FIREを実現したらバラ色…とは限らない! 注意点も把握を

理想の生活を手に入れられるように思えるFIRE。その考えは間違ってはいないが、注意したい点もいくつかある。

まず、会社員ではなくなるということ。当然だが、会社員の間は毎月安定した収入が得ることができる。また、利用できる制度も多い。

例えば、年金制度や健康保険は、勤めている企業が福利厚生として保険料の半額を負担している。リタイア後は、これらを全額自分でまかなう必要があるのだ。他にも、企業型確定拠出年金などは給与から天引きされる形で掛け金を拠出でき、所得税の軽減にもつながる。会社員だからこそ受けられる保障や、負担せずに済む費用があることに注意したい。
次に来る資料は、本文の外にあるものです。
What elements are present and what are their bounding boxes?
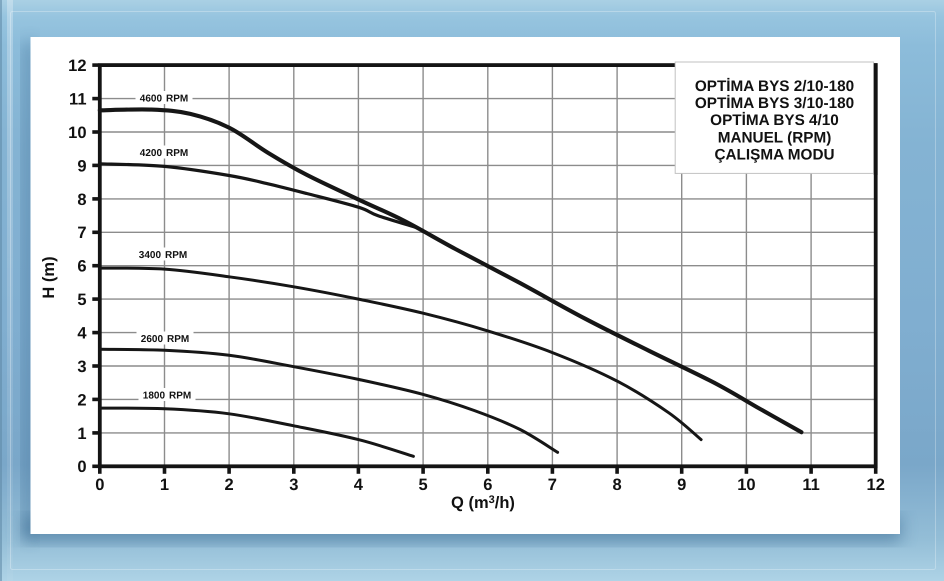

企業に所属していないことや社会的生産性を担っていないことで、コミュニティやアイデンティティの喪失も懸念される。会社員時代に存在した繋がりや自分の存在意義は、リタイア後も維持できるとは限らない。

次に、リタイア後の長い年月をどうやって過ごすのか、目的や理由を明確にしておくこと。

平均寿命が80歳を超えていることを考えると、仮に40歳でリタイアした場合、その後の人生も40年。その間、モチベーションを保つ動機が必要だ。「ボランティアなどで社会貢献をしたい」「海外で多様な文化に触れたい」「夢だった小説家を目指したい」など、目的があれば自分のアイデンティティを見失わずに済み、自然と人との繋がりも生まれるだろう。100の経済的自立を目指すのではなく、趣味程度にフリーランスなどで収入を得て、生活に助けとするのも一つの考え方だ。

FIREに向けて一歩踏み出したい人も迷っている人も、まずは自分の生活や人生観を振り返ることで、人生の優先順位や大切にしたい価値観を見つめ直すきっかけになるのではないだろうか。